Life Insurance Sales Are Rising. Why Are Families Still Turning to GoFundMe?
A growing market does not necessarily mean the protection gap is closing.
Source context: ThinkAdvisor individual life sales and GoFundMe commentary, LIMRA June 2026 market context, and NAIC life insurance consumer guidance (June 2026)
U.S. individual life insurance sales began 2026 with momentum. Insurers tracked by Wink generated approximately $2.9 billion in first-quarter sales, an increase of 8.2% from the same period a year earlier.
That should be encouraging. More policies sold should mean more families protected.
Yet when a parent, spouse or young adult dies unexpectedly, another form of financial protection frequently appears first: the online fundraiser.
The campaign usually tells a familiar story. A death occurred without warning. Funeral expenses arrived immediately. Income stopped. Relatives and friends were asked to help the family pay for burial costs, travel, rent or time away from work.
There is nothing wrong with communities helping one another. Crowdfunding can provide urgently needed support. But it raises an uncomfortable question for the life insurance industry: if sales are rising, why do so many families still need to pass the hat after a death?

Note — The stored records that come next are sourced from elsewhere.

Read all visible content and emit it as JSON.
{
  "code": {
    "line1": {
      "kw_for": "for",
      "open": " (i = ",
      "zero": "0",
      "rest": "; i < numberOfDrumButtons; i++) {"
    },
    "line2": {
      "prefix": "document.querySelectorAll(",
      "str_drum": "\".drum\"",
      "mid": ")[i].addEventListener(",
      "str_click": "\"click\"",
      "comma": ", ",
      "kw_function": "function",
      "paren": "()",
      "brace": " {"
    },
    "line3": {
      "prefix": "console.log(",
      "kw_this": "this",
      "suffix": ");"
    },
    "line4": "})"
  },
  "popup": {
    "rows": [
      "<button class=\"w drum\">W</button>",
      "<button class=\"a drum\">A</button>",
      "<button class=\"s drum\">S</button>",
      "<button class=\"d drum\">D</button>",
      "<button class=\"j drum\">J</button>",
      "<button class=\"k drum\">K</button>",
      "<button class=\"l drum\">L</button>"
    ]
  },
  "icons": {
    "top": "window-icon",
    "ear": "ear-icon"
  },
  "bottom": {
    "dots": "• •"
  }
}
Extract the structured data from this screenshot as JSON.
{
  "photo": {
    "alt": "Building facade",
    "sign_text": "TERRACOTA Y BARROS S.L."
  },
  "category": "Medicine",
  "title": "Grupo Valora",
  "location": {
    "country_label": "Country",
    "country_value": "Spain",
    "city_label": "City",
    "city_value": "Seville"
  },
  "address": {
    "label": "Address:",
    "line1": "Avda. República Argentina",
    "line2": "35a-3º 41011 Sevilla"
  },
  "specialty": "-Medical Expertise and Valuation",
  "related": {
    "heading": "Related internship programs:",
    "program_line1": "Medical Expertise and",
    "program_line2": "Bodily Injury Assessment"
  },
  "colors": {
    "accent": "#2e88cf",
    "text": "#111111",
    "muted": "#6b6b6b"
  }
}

The answer is not that life insurance has failed. It is that selling more insurance and creating adequate financial protection are not the same achievement.
The sales number tells only part of the story
Industry sales are generally measured through premiums, policy counts or other production figures. Those measures show business activity. They do not reveal whether coverage reached the households most exposed to financial disruption.
A larger premium total can be produced by affluent households buying larger permanent policies, business owners funding succession plans or existing policyholders adding coverage. All can represent legitimate needs. None necessarily means that a lower-income family now has enough money to manage an unexpected death.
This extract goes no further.